Setelah 3 hari..badan saya berasa remuk 🤣
Kayanya kombinasi setiap hari jalan kaki jarak jauh dan kurang tidur. Betis udah pasti pegel yha Bundh..cuma sekarang mulai berasa di pangkal paha sebelah kanan nyeri kalo dipake jalan. Gara-gara kemaren jalan cepet ngejar waktu takut terlambat. Si Deadliners. Terus hari ini terulang, haha.
Selamat hari raya Iedul Adha :)
Hari ini saya Solat Ied bersama mahasiswa dan Keluarga Muslim Indonesia di Delft.
Kebangun tepat pukul 07:00, langsung ke depan komputer untuk memantau tetokan kerjaan dan deliver what’s left. Lihat informasi pelaksanaan solat dari Hanif, dimulai jam 08:30.

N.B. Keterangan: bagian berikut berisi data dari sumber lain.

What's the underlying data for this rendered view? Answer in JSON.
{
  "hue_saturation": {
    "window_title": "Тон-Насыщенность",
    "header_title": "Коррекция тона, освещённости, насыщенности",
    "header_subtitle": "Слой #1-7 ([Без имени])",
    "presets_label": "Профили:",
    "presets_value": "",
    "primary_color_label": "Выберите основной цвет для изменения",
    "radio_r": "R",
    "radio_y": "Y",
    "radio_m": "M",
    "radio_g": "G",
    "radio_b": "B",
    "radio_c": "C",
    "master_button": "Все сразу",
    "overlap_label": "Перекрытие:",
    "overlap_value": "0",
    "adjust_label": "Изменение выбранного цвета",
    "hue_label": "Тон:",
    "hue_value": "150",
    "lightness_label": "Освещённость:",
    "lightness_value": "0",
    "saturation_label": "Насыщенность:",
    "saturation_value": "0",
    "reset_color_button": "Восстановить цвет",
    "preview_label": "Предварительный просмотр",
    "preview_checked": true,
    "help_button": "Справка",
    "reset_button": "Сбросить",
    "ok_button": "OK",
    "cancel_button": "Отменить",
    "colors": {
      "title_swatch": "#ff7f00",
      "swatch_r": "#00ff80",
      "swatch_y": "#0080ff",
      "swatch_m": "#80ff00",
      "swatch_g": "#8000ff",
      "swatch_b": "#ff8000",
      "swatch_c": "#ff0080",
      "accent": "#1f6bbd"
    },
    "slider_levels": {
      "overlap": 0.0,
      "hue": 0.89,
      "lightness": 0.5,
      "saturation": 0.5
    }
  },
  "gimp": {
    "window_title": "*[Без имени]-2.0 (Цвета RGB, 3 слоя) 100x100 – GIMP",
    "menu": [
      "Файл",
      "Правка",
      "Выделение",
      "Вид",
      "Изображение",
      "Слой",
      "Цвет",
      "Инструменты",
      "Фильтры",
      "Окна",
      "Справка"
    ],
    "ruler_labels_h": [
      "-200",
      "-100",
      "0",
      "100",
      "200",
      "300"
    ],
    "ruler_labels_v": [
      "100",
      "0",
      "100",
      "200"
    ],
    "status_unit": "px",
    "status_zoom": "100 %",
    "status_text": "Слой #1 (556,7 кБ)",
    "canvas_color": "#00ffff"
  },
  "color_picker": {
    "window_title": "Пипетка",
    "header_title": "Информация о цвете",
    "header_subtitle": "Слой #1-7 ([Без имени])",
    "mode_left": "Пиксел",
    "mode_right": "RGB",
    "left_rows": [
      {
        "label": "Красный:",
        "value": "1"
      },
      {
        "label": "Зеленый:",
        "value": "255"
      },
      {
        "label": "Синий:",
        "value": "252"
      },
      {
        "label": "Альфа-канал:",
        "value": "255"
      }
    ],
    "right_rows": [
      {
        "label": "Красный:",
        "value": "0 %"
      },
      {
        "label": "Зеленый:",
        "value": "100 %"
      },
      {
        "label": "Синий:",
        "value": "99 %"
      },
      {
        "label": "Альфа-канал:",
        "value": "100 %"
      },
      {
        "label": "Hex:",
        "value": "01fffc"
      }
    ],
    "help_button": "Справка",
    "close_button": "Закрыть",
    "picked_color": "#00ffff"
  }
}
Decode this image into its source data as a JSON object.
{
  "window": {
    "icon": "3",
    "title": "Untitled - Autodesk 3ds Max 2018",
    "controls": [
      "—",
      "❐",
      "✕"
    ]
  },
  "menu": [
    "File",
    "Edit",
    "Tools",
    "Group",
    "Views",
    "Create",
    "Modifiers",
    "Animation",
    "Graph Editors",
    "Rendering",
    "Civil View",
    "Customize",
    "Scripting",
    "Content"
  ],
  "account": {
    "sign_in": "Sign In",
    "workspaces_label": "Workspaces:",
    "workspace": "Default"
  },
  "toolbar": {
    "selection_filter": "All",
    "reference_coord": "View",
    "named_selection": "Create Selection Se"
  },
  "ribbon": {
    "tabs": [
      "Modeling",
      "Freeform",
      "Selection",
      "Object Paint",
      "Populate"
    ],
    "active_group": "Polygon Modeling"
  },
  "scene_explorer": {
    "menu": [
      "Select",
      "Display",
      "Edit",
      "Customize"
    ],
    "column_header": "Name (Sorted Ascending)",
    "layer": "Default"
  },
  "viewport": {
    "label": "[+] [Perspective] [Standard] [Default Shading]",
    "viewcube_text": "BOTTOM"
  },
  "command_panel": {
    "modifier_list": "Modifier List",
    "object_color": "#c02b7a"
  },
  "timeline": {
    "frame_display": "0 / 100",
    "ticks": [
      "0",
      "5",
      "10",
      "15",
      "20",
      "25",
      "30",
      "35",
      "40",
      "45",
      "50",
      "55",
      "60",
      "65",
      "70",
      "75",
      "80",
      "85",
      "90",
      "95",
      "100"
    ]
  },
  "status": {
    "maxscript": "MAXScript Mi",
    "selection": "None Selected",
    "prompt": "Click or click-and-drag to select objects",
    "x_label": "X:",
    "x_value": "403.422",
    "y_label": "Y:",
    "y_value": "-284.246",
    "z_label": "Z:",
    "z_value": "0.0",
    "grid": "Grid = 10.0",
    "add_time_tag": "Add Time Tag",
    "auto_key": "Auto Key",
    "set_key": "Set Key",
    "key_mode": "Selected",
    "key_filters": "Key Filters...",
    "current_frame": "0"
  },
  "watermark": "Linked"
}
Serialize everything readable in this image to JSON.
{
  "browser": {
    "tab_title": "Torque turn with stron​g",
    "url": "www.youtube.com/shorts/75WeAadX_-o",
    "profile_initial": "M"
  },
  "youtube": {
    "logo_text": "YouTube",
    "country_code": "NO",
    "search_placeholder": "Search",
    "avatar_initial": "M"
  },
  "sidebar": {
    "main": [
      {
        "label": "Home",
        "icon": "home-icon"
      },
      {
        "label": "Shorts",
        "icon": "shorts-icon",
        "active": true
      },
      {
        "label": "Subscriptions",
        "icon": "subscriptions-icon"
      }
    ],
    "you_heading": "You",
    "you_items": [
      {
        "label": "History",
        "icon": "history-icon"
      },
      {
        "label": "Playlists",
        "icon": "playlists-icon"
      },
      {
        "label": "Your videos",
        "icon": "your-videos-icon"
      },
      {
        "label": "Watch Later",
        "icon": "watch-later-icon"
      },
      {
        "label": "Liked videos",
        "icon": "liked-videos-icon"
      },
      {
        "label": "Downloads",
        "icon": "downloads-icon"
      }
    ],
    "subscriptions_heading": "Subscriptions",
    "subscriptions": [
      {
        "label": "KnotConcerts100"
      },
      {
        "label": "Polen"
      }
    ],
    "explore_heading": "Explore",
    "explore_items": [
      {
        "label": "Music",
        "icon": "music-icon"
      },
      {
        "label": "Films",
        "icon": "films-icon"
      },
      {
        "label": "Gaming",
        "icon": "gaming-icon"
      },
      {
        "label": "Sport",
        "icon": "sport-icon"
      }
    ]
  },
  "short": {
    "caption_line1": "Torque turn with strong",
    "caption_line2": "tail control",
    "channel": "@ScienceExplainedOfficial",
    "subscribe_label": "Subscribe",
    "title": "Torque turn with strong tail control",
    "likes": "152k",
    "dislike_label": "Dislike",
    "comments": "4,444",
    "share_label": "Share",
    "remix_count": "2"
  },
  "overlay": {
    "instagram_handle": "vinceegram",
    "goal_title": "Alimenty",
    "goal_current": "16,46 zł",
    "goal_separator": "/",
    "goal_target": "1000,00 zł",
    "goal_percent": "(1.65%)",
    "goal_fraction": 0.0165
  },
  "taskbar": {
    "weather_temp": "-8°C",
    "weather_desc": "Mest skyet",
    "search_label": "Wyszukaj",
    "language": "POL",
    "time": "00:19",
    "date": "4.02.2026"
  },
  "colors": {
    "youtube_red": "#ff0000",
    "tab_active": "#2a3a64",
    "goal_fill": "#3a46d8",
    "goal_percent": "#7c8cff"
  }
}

Lihat lokasi solat di google maps, kalo jalan 42 menit, whew. Jauh juga. Naik Bus 37 menit sih, tapi bus nya belum lewat di jam-jam terdekat, sementara waktu sudah menunjukkan… 07:45. OH TIDAK! Saya harus berangkat paling lambat jam 08:00, atau chance terlambat akan semakin besar!
Seperti biasa, skip mandi, langsung bergegas tutup kerjaan, gosok gigi-cuci muka-ganti baju, pake sunscreen, masukin mukena dan sajadah ke tas, pake sepatu, isi botol minum, dan..
“Duh, lupa belum wudhu..”
Buka sepatu, taro tas, buka kemeja, masuk kamar mandi dan wudhu, reapply sunscreen, pake sepatu, pake kemeja, gendong tas, periksa kunci..JALAN!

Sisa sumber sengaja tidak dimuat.